Los cuatro Merodeadores se despertaron a la vez, todos dando gritos como locos. Saltaron de sus camas y empezaron a correr por toda la habitación en un estado de histeria absoluta. Cada vez que chocaban con algo sus gritos aumentaban y contagiaban a los demás, hasta que, en cierto momento, todos corrieron hacia el centro de la habitación, se chocaron los cuatro de cabeza y cayeron de espaldas al suelo, inconscientes.
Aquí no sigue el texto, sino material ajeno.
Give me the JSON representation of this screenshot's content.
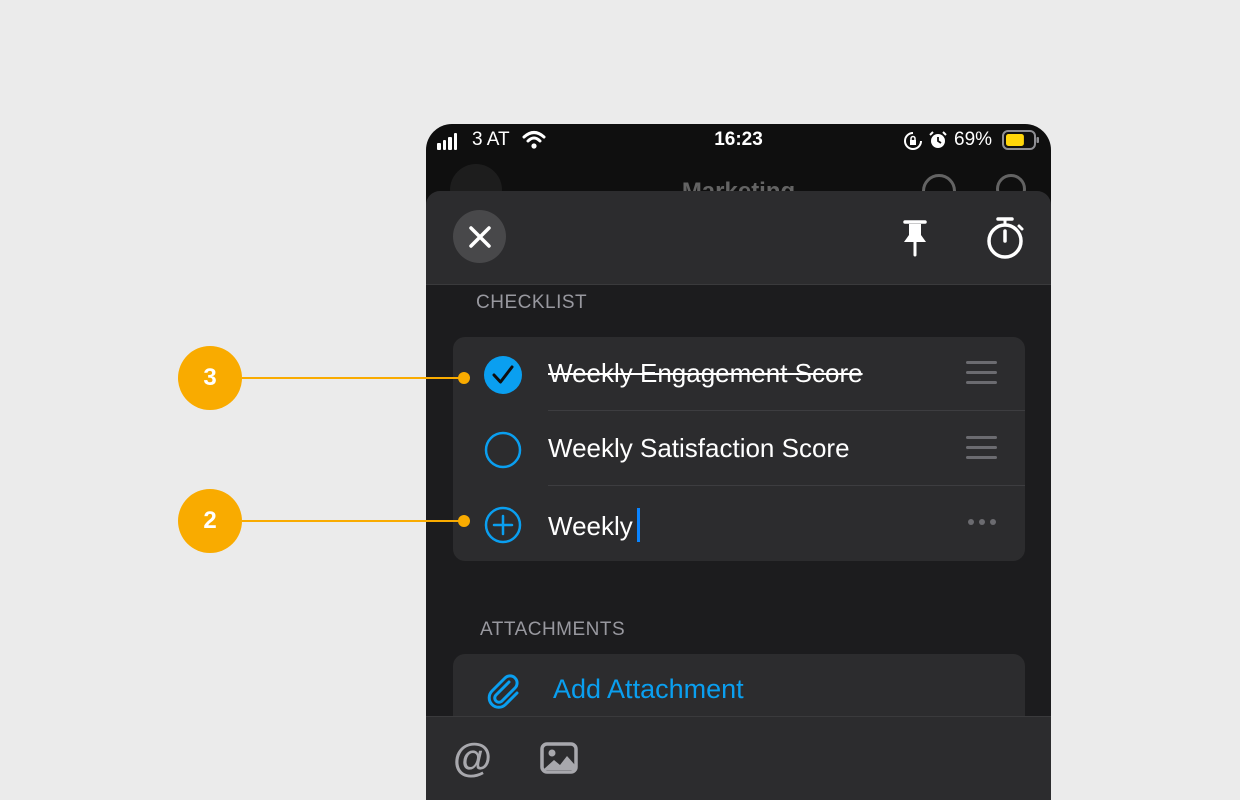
{
  "status_bar": {
    "carrier": "3 AT",
    "time": "16:23",
    "battery_percent": "69%",
    "battery_level": 0.69
  },
  "background_header": {
    "title": "Marketing"
  },
  "sheet": {
    "checklist_label": "CHECKLIST",
    "checklist_items": [
      {
        "text": "Weekly Engagement Score",
        "checked": true
      },
      {
        "text": "Weekly Satisfaction Score",
        "checked": false
      }
    ],
    "new_item_input": {
      "value": "Weekly"
    },
    "attachments_label": "ATTACHMENTS",
    "add_attachment_label": "Add Attachment"
  },
  "bottom_bar": {
    "mention_symbol": "@"
  },
  "callouts": [
    {
      "number": "3"
    },
    {
      "number": "2"
    }
  ],
  "colors": {
    "accent_blue": "#0a9ff0",
    "callout_orange": "#f9ab00",
    "battery_yellow": "#ffd60a",
    "sheet_background": "#1c1c1e",
    "card_background": "#2c2c2e"
  }
}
Ninguno de ellos jamás se habría podido imaginar que en la quinta cama de la habitación, la única cuyo dueño no se había visto alterado por tan horribles pesadillas aquella noche, estaba ocupada por tres personas que reían a mandíbula batiente, amparados por un hechizo insonorizador, mientras espiaban a los otros chicos por una rendija entre las cortinas y al mismo tiempo contemplaban sus pesadillas en una pantalla flotante.
-¡Jajajaja, ha sido buenísimo! –Alice Milverton se retorcía sobre la cama.
-¡Eres la mejor, Lily! –Frank Longbottom le dio una palmada en la espalda a la susodicha-. A eso se le llama no tener piedad.
-Gracias, Frank –contestó Lily Evans sin dejar de reír-. Para que luego digan que son los mejores bromistas del colegio… -sonrió sádicamente.
-Eres la leche, tía, de verdad te lo digo –comentó Alice, riendo un poco menos-. Las pesadillas han sido geniales, aunque creo que te has pasado un poco, sobre todo con Remus.
-Ahí doy la razón a Alice. Mañana estarán buscando culpables, y ten por seguro que rodarán cabezas.
-Lo mismo me da, con los Merodeadores no se puede tener piedad. Además, a mí que me quiten lo bailado –replicó sin perder su malévola sonrisa-. Bien, como dicen estos cuatro… ¡Travesura realizada!
-¡Travesura realizada! –los tres levantaron las manos y chocaron las palmas en el aire.